Un especialista en microbiota propone un cambio de enfoque para las parrilladas de verano. La idea no es eliminar la carne, sino acompañarla con verduras asadas, ensaladas frescas y alimentos fermentados como chucrut o kimchi. Marinar la carne con aceite, ajo y hierbas ayuda a reducir compuestos dañinos. Así, disfrutar de una barbacoa puede ser un acto más equilibrado y beneficioso para la salud intestinal.
La ciencia detrás de una parrilla más inteligente 🥩
El proceso de marinado no solo aporta sabor; el aceite de oliva y los antioxidantes del ajo y las hierbas actúan como barrera frente a la formación de hidrocarburos aromáticos policíclicos (HAP) y aminas heterocíclicas (AHC), compuestos que se generan al cocinar carne a altas temperaturas.
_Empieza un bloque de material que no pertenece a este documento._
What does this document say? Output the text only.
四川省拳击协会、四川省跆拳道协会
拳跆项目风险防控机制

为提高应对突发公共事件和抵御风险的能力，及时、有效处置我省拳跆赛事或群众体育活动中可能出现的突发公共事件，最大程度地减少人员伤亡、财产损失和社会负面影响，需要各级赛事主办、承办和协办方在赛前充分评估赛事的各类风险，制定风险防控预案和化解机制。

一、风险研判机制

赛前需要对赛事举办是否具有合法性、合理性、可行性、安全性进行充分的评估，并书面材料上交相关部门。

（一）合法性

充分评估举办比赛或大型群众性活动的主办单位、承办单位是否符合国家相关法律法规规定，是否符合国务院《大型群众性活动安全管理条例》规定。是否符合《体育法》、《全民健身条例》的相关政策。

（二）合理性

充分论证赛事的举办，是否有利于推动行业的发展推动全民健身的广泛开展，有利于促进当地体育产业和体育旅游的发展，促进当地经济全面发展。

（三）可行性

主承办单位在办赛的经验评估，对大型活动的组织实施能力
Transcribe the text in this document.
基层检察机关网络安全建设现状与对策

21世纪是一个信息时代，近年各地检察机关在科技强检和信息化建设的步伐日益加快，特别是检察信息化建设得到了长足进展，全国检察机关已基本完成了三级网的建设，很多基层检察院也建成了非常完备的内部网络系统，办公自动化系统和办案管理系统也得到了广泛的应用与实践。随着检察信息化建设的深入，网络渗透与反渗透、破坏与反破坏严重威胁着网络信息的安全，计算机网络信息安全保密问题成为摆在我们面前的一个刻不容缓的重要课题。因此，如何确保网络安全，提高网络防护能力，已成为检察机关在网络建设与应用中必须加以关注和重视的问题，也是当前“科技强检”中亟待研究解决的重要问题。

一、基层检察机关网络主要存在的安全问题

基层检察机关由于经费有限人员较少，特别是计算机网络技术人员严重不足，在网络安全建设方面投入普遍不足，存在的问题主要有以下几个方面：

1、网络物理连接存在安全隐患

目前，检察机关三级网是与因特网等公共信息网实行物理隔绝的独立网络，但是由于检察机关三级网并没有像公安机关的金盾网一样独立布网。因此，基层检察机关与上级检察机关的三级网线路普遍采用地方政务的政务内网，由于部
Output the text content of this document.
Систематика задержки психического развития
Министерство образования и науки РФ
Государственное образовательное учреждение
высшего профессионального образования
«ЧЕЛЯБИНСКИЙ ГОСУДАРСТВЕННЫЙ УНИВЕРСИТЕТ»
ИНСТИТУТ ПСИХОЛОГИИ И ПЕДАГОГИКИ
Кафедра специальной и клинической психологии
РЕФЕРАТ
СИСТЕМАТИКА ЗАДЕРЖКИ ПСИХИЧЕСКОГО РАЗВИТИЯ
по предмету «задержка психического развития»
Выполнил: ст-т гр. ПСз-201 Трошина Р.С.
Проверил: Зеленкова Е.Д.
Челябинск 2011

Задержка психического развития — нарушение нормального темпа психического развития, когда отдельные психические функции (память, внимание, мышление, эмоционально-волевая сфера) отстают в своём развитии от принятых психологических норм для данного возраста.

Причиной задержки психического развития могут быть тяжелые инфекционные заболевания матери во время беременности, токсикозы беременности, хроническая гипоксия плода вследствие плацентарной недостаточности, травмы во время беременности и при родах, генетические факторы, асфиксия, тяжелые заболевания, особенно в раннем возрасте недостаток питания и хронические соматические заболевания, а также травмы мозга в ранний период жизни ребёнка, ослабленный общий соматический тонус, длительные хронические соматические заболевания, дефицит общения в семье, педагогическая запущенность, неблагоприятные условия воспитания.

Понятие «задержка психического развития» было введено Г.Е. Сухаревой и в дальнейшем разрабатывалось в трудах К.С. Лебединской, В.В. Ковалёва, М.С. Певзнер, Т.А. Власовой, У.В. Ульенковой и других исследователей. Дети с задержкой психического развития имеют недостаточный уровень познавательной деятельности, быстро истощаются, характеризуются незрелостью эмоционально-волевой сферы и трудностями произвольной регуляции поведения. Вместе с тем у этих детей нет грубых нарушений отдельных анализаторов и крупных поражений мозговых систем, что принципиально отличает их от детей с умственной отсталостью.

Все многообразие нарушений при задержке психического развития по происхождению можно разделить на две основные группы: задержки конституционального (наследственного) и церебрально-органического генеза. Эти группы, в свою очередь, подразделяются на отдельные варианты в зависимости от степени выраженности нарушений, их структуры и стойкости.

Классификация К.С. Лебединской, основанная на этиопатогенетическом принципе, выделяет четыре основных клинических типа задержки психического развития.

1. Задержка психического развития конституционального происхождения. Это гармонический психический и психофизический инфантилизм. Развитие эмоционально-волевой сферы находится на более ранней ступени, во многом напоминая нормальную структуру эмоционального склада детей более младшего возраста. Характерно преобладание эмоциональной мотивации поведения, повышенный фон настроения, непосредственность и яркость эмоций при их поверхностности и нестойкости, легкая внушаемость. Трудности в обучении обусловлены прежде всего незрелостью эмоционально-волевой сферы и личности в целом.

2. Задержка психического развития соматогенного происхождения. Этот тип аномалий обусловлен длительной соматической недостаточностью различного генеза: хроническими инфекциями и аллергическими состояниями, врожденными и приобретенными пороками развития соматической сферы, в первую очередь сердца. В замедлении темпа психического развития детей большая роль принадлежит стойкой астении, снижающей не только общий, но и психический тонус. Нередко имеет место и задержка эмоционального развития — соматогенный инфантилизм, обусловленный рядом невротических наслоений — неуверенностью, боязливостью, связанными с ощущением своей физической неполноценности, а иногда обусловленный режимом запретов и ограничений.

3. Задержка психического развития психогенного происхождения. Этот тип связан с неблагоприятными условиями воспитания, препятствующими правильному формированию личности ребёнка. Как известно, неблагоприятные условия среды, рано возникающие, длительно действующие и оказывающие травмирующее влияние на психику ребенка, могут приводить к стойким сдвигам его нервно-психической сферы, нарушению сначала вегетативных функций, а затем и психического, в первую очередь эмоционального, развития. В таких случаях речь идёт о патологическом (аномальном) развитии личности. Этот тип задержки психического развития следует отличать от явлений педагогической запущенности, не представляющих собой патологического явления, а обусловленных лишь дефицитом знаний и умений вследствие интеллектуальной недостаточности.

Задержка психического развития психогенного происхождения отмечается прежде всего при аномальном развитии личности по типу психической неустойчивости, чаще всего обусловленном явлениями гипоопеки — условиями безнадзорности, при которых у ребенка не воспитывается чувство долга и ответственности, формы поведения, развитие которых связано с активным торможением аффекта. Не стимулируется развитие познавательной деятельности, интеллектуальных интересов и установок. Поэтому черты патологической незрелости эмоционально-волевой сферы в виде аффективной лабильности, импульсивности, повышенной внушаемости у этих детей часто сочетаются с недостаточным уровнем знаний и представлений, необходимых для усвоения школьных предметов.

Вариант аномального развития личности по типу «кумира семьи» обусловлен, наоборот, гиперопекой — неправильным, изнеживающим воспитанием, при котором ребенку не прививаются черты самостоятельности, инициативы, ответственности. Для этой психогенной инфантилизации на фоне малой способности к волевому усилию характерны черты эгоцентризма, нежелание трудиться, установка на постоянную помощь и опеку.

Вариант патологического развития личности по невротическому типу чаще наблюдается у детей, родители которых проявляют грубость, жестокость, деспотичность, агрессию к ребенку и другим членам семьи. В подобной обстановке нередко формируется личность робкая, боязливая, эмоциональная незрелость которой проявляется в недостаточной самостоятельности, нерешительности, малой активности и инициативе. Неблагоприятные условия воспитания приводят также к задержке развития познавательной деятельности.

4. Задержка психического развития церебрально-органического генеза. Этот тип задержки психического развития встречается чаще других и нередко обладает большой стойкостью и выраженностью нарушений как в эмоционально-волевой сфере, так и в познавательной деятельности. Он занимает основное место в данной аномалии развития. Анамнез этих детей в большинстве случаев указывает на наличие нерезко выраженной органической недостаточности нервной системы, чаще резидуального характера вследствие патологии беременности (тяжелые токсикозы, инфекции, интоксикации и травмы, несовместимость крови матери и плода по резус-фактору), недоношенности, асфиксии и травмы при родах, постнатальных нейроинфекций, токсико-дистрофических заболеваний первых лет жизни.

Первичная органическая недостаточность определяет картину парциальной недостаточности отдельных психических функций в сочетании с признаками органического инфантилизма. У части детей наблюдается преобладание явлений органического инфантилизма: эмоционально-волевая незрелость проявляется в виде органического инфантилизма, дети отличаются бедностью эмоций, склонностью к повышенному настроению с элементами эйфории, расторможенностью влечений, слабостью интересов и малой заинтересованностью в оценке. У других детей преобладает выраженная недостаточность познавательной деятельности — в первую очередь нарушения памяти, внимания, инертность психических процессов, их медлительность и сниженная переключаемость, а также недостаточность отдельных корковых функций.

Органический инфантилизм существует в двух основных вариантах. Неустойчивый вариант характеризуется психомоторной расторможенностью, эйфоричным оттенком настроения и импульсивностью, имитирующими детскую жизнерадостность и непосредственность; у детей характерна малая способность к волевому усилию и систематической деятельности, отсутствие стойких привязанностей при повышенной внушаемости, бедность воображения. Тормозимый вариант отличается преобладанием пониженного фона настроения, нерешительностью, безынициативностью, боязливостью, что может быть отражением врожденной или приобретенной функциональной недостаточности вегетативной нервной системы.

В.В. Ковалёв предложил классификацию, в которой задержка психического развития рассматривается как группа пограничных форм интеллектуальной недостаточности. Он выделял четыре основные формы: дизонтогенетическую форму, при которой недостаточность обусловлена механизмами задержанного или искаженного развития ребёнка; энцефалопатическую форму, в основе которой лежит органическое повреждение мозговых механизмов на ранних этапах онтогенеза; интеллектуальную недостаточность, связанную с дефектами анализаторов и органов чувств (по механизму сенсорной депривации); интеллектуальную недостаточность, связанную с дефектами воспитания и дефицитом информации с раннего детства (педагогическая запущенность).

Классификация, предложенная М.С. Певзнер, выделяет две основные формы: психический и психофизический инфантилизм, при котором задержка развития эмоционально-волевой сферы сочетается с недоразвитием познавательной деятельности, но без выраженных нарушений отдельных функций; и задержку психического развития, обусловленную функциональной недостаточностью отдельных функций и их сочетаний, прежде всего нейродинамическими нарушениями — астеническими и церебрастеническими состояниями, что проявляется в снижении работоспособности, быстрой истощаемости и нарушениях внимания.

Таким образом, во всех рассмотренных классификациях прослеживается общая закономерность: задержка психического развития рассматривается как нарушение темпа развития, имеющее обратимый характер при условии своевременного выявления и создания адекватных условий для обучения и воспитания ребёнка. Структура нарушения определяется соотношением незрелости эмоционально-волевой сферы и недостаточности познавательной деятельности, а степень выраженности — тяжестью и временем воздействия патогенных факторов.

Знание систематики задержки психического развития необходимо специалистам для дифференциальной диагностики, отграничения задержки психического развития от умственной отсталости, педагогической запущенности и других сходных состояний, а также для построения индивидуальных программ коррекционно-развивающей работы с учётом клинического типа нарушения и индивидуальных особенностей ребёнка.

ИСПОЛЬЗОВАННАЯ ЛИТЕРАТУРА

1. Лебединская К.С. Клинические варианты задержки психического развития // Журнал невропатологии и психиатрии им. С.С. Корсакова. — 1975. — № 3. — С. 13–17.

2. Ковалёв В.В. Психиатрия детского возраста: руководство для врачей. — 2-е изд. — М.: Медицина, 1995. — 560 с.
Incluir guarniciones frías, como ensalada de patata, mantiene activa la microbiota intestinal al aportar fibra y almidón resistente. Los fermentados, ricos en probióticos, completan el equilibrio digestivo.
El chucrut que salva tu tripa y tu reputación 🥬
Quien iba a decir que aquel tarro de chucrut olvidado en la nevera se convertiría en el héroe de tus barbacoas. Mientras los puristas del filete torcido te miran con recelo, tú le echas un puñado de kimchi al plato y, de paso, le haces un favor a tu intestino. Ahora solo falta que alguien invente un fermentado que también limpie la parrilla.